Columnist blasted online after piece on 'chestless, man-like' female Olympians

Columnist blasted online after piece on 'chestless, man-like' female Olympians

ISTANBUL - Hürriyet Daily News
Columnist blasted online after piece on chestless, man-like female Olympians

Olympians (L to R) Sanya Richards-Ross of the United States, Yarisley Silva of Cuba and Federica Pellegrini of Italy. Yüksel Aytuğ wrote female Olympians looked like men. AP, AFP, REUTERS photos

Turkish columnist Yüksel Aytuğ caused an online firestorm on Aug. 8 after penning an article that criticized the Olympic Games for "killing womanhood."
 
Aytuğ's piece, titled "Womanhood is dying at the Olympics," was published in daily Sabah and the paper's website but quickly spread after angering readers by saying the Olympic Games were destroying the female figure by distorting women's bodies and that points should be added to female Olympians based on how feminine they looked. 
 
Aytuğ said women's associations should protest the Games and added that it was enough for him to "take a look at female swimmers" to reach that opinion. 
"Broad-shouldered, flat-chested women with small hips; [they are] totally indistinguishable from men.
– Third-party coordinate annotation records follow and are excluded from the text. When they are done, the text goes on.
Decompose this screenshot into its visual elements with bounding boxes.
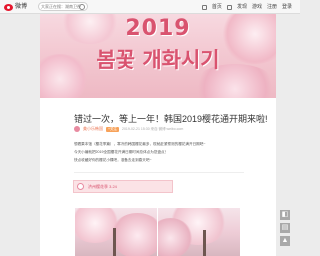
follow-button[interactable]: +关注	[106, 126, 120, 132]
author-name[interactable]: 美小乐韩国	[83, 126, 103, 132]
weibo-logo-icon	[4, 3, 13, 11]
article-banner: 2019 봄꽃 개화시기	[40, 14, 276, 98]
article-title: 错过一次，等上一年！韩国2019樱花通开期来啦!	[74, 114, 268, 124]
top-nav: 首页 发现 游戏 注册 登录	[201, 2, 292, 12]
article-card: 错过一次，等上一年！韩国2019樱花通开期来啦! 美小乐韩国 +关注 2019-…	[40, 98, 276, 256]
flower-icon	[77, 183, 84, 190]
cherry-blossom-photo-left[interactable]	[75, 208, 157, 256]
search-icon[interactable]	[79, 4, 85, 10]
search-input[interactable]	[41, 3, 81, 10]
feedback-icon: ▤	[281, 224, 289, 231]
topic-tag-label[interactable]: 济州樱花季 3.24	[88, 184, 117, 190]
article-body: 想看果本馆（樱花季篇），寒冷的韩国樱花最多，现就赶紧预测的樱花满开日期吧~ 今天…	[74, 142, 234, 166]
arrow-up-icon: ▲	[281, 237, 289, 244]
feedback-button[interactable]: ▤	[280, 223, 290, 233]
nav-login[interactable]: 登录	[282, 2, 292, 12]
floating-toolbar: ◧ ▤ ▲	[280, 210, 290, 249]
nav-game[interactable]: 游戏	[252, 2, 262, 12]
paragraph: 今天小编就把2019全国樱花开满日期时间总体点为您盘点！	[74, 150, 169, 154]
paragraph: 想看果本馆（樱花季篇），寒冷的韩国樱花最多，现就赶紧预测的樱花满开日期吧~	[74, 142, 206, 146]
top-bar: 微博 首页 发现 游戏 注册 登录	[0, 0, 300, 14]
banner-year: 2019	[125, 16, 191, 41]
paragraph: 快点收藏好你的樱花小棵吧，准备去走到春天吧~	[74, 158, 152, 162]
share-button[interactable]: ◧	[280, 210, 290, 220]
discover-icon[interactable]	[226, 4, 232, 10]
search-box[interactable]	[38, 2, 88, 11]
divider	[74, 172, 244, 173]
nav-register[interactable]: 注册	[267, 2, 277, 12]
banner-title: 봄꽃 개화시기	[96, 48, 220, 72]
home-icon[interactable]	[201, 4, 207, 10]
topic-tag[interactable]: 济州樱花季 3.24	[73, 180, 173, 193]
article-meta: 美小乐韩国 +关注	[74, 125, 120, 133]
nav-discover[interactable]: 发现	[237, 2, 247, 12]
avatar[interactable]	[74, 126, 80, 132]
weibo-logo[interactable]: 微博	[4, 2, 27, 12]
cherry-blossom-photo-right[interactable]	[158, 208, 240, 256]
nav-home[interactable]: 首页	[212, 2, 222, 12]
post-time: 2019-02-21 15:30 来自 微博 weibo.com	[122, 127, 184, 131]
back-to-top-button[interactable]: ▲	[280, 236, 290, 246]
logo-text: 微博	[15, 4, 28, 10]
share-icon: ◧	[281, 211, 289, 218]
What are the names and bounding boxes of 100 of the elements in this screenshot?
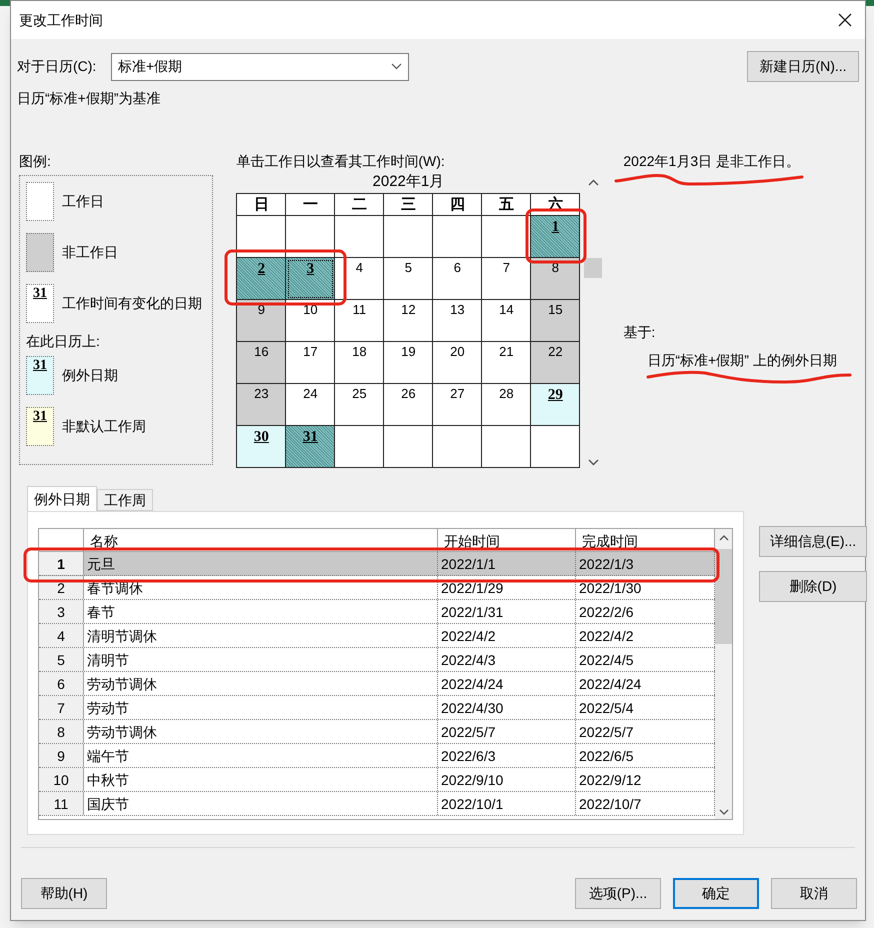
calendar-day[interactable]: 1 (531, 216, 580, 258)
calendar-day[interactable] (433, 216, 482, 258)
window-title: 更改工作时间 (19, 10, 103, 30)
table-cell: 2022/1/1 (438, 552, 576, 575)
calendar-day[interactable] (335, 216, 384, 258)
table-cell: 端午节 (84, 744, 438, 767)
calendar-day[interactable]: 18 (335, 342, 384, 384)
table-cell: 劳动节 (84, 696, 438, 719)
calendar-day[interactable]: 26 (384, 384, 434, 426)
calendar-day[interactable]: 27 (433, 384, 482, 426)
side-button[interactable]: 详细信息(E)... (759, 526, 867, 557)
month-title: 2022年1月 (372, 172, 446, 192)
chevron-down-icon (391, 63, 402, 70)
footer-button[interactable]: 取消 (771, 878, 857, 909)
table-cell: 2022/5/7 (438, 720, 576, 743)
table-cell: 春节 (84, 600, 438, 623)
footer-button[interactable]: 确定 (673, 878, 759, 909)
calendar-day[interactable] (237, 216, 286, 258)
table-cell: 劳动节调休 (84, 720, 438, 743)
legend-title: 图例: (19, 152, 52, 171)
calendar-day[interactable] (482, 216, 532, 258)
calendar-day[interactable]: 12 (384, 300, 434, 342)
calendar-day[interactable] (433, 426, 482, 468)
table-row[interactable]: 10 中秋节 2022/9/10 2022/9/12 (39, 768, 715, 792)
tab[interactable]: 例外日期 (27, 486, 97, 511)
calendar-day[interactable]: 30 (237, 426, 286, 468)
table-row[interactable]: 7 劳动节 2022/4/30 2022/5/4 (39, 696, 715, 720)
legend-label: 非默认工作周 (62, 417, 146, 436)
new-calendar-button[interactable]: 新建日历(N)... (747, 51, 859, 82)
legend-swatch (26, 233, 54, 272)
table-row[interactable]: 3 春节 2022/1/31 2022/2/6 (39, 600, 715, 624)
tab[interactable]: 工作周 (97, 489, 153, 511)
scroll-down-icon[interactable] (588, 459, 599, 466)
calendar-day[interactable]: 28 (482, 384, 532, 426)
calendar-day[interactable]: 11 (335, 300, 384, 342)
column-header[interactable]: 开始时间 (438, 529, 576, 551)
calendar-day[interactable]: 31 (286, 426, 336, 468)
row-number: 3 (39, 600, 84, 623)
calendar-day[interactable]: 19 (384, 342, 434, 384)
calendar-day[interactable]: 21 (482, 342, 532, 384)
calendar-hint: 单击工作日以查看其工作时间(W): (236, 152, 446, 171)
calendar-day[interactable]: 16 (237, 342, 286, 384)
calendar-day[interactable] (335, 426, 384, 468)
calendar-day[interactable]: 17 (286, 342, 336, 384)
calendar-day[interactable]: 22 (531, 342, 580, 384)
legend-label: 例外日期 (62, 366, 118, 385)
row-number: 11 (39, 792, 84, 815)
calendar-day[interactable]: 4 (335, 258, 384, 300)
table-row[interactable]: 9 端午节 2022/6/3 2022/6/5 (39, 744, 715, 768)
table-cell: 2022/4/24 (438, 672, 576, 695)
scroll-up-icon[interactable] (588, 179, 599, 186)
row-number: 8 (39, 720, 84, 743)
table-cell: 劳动节调休 (84, 672, 438, 695)
based-on-label: 基于: (623, 323, 656, 342)
table-row[interactable]: 6 劳动节调休 2022/4/24 2022/4/24 (39, 672, 715, 696)
footer-button[interactable]: 选项(P)... (575, 878, 661, 909)
side-button[interactable]: 删除(D) (759, 571, 867, 602)
table-cell: 清明节 (84, 648, 438, 671)
calendar-day[interactable]: 23 (237, 384, 286, 426)
calendar-day[interactable] (531, 426, 580, 468)
row-number: 4 (39, 624, 84, 647)
legend-swatch: 31 (26, 284, 54, 323)
based-on-text: 日历“标准+假期” 上的例外日期 (647, 351, 837, 370)
calendar-day[interactable]: 13 (433, 300, 482, 342)
legend-swatch: 31 (26, 407, 54, 446)
calendar-day[interactable] (482, 426, 532, 468)
calendar-day[interactable]: 29 (531, 384, 580, 426)
base-note: 日历“标准+假期”为基准 (17, 89, 162, 108)
scroll-down-icon[interactable] (718, 809, 728, 815)
table-cell: 2022/4/3 (438, 648, 576, 671)
calendar-day[interactable] (286, 216, 336, 258)
scroll-up-icon[interactable] (718, 535, 728, 541)
status-text: 2022年1月3日 是非工作日。 (623, 152, 800, 171)
calendar-day[interactable]: 3 (286, 258, 336, 300)
scroll-thumb[interactable] (584, 258, 602, 278)
table-row[interactable]: 11 国庆节 2022/10/1 2022/10/7 (39, 792, 715, 816)
calendar-day[interactable]: 15 (531, 300, 580, 342)
table-cell: 2022/1/31 (438, 600, 576, 623)
help-button[interactable]: 帮助(H) (21, 878, 107, 909)
calendar-day[interactable]: 7 (482, 258, 532, 300)
table-cell: 元旦 (84, 552, 438, 575)
calendar-day[interactable]: 20 (433, 342, 482, 384)
calendar-day[interactable] (384, 426, 434, 468)
scrollbar[interactable] (715, 529, 732, 819)
table-row[interactable]: 8 劳动节调休 2022/5/7 2022/5/7 (39, 720, 715, 744)
column-header[interactable]: 名称 (84, 529, 438, 551)
calendar-day[interactable]: 14 (482, 300, 532, 342)
table-row[interactable]: 1 元旦 2022/1/1 2022/1/3 (39, 552, 715, 576)
calendar-dropdown[interactable]: 标准+假期 (111, 52, 409, 80)
calendar-day[interactable]: 2 (237, 258, 286, 300)
table-cell: 2022/4/2 (438, 624, 576, 647)
calendar-day[interactable] (384, 216, 434, 258)
legend-heading: 在此日历上: (26, 332, 101, 351)
table-row[interactable]: 5 清明节 2022/4/3 2022/4/5 (39, 648, 715, 672)
scroll-thumb[interactable] (715, 549, 732, 644)
table-row[interactable]: 4 清明节调休 2022/4/2 2022/4/2 (39, 624, 715, 648)
calendar-day[interactable]: 5 (384, 258, 434, 300)
calendar-day[interactable]: 25 (335, 384, 384, 426)
calendar-day[interactable]: 24 (286, 384, 336, 426)
calendar-day[interactable]: 6 (433, 258, 482, 300)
Their breasts – the symbol of womanhood, motherhood – flattened into stubs as they were seen as mere hindrances to speed," Aytuğ said. 
 
"I am not even talking about female javelin throwers, shot-put athletes, weightlifters, wrestlers and boxers," Aytuğ said. “Their appearance is just pathetic.”
 
Aytuğ said the Olympics forced women to "look more like men" in order to be successful and wrote about an ongoing "sporting violence against women," while criticizing what he called an understanding of "the manlier you look the more successful you are."
 
The columnist concluded by saying that female Olympians should be rewarded with additional bonus points based on how "feminine" they looked. "Otherwise we will destroy the grace and naïveté of women through the Olympics," he concluded.
 
Aytuğ was harshly criticized both by Twitter users and his female colleagues, who accused him of sexism and reducing the female identity to mere appearances. 
 
Melis Alphan of daily Hürriyet called Aytuğ's approach to women "sad," saying the writer "apparently had no idea of what the women's associations did" when suggesting that they protest the Olympics. 
 
Columnist Banu Tuna rhetorically asked Aytuğ if he deemed the term "woman" as a collection of breasts, legs and hips and suggested Aytuğ watch lingerie fashion shows instead of the Olympics. "Altuğ's column suggests the 'grace and naïveté' of women will be saved by Victoria's Secret angels," Tuna said.
 
The words "Yüksel Aytuğ" remained a worldwide trending topic on Twitter for several hours as users went on to slam the columnist. The tweets ranged from honest to tongue-in-cheek criticisms to straight-out insults. 
 
Some few users, however, said Aytuğ's views that women were subjected to forms of training that made their bodies lose their feminine appearance could have been acceptable if he had not become "lost" in his column by "delving too deeply into breasts and buttocks."